Slight Increase in Leverage
Fitch expects some moderate pressure on Whitbread's credit metrics with funds from operations (FFO) adjusted net leverage of 3.3x-3.7x (equivalent to lease-and-pension-adjusted net debt/EBITDAR of around 3.0x) for FY16 and FY17 due to high expansionary capex and operating leases increase. However, we estimate that Whitbread has the flexibility to reduce its freehold investments and cut dividends should leverage increase beyond levels compatible with the ratings. Whitbread has reaffirmed its commitment to its investment-grade rating status with lease- and pension-adjusted net debt/EBITDAR of below 3.5x.

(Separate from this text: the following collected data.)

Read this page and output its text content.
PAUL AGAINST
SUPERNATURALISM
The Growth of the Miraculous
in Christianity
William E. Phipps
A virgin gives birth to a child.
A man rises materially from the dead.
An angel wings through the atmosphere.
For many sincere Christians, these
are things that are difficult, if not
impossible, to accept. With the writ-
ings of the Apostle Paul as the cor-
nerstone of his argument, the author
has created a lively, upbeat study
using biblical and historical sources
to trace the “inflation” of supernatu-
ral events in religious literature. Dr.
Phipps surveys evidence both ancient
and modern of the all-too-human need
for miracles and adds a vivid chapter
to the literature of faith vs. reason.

Pension Deficit Recovery Plan Continues
The ratings capture Whitbread's fairly high annual cash pension contributions that are needed to shrink the pension deficit as agreed with the pension trustee. The deficit recovery plan implies a cash contribution of around GBP75m per annum on average stretching out to 2022. At FYE15, the pension deficit at GBP288m was lower than at FYE14 (GBP554m), due to a higher liability discount rate and aforementioned cash pension contributions. According to its methodology, Fitch includes the pension deficit in the calculation of adjusted leverage ratios.

Sustainable Liquidity
While we have affirmed the short term IDR at 'F2', continued negative free cash flow (FCF) in the next three years could reduce the current flexibility in Whitbread's liquidity profile. However, we acknowledge Whitbread's largely scalable capex plan, which can be partially deferred, in case of need, to boost FCF. This factor, along with further strengthening of other internal liquidity metrics and continuing external liquidity via committed available bank lines, supports our view of adequate sustainable liquidity that is consistent with a 'F2' Short-Term IDR.

KEY ASSUMPTIONS
Fitch's expectations are based on the agency's internally produced, conservative rating case forecasts. They do not represent the forecasts of rated issuers individually or in aggregate. Fitch's key assumptions within the rating case for Whitbread include:

- Revenue growth in the next three years driven mainly by hotel expansion and fairly moderate lfl sales growth, with stable occupancy and moderate average room rate (ARR) rises.
- ARR increasing just below inflation in 2016, reflecting some ability to increase prices to UK middle market consumers.
- Occupancy to remain fairly stable.
- Rents based on management's expectations of around GBP236m in FY16.
- Capex of around GBP700m in FY16
- Cash pension contributions GBP88m in FY16, GBP90m in FY17 and GBP90m in FY18
- Net divestments of between GBP50m and GBP70m in FY16

RATING SENSITIVITIES
Positive: Future developments that could lead to positive rating action include:
- Material geographic and product diversification and/or scale of business, along with continuing improvement in trading leading to an EBIT margin sustainably above 20% (FY15: 17.9%)
- Lease-adjusted EBITDAR/interest plus rents ratio above 4.0x (FY15: 3.5x) or FFO fixed charge cover above 3.5x (FY15: 3.1x).
- Reducing leverage, with Fitch's lease-and-pension-adjusted net debt/EBITDARP below 2.5x and FFO adjusted net leverage below 3.0x.
- Sustained positive FCF.

Negative: Future developments that could lead to negative rating action include:
- Deterioration in core businesses or rapid expansion leading to EBIT margin sustainably below 15%, combined with a sustained contraction in FCF generation.
- Lease-adjusted EBITDAR/interest plus rents ratio to below 3.0x or FFO fixed charge cover below 2.5x on a sustained basis.
- Significantly rising leverage, with Fitch's lease-and-pension-adjusted adjusted net debt/ EBITDARP sustained above 3.5x and FFO adjusted net leverage trending towards 4.0x, on a sustained basis.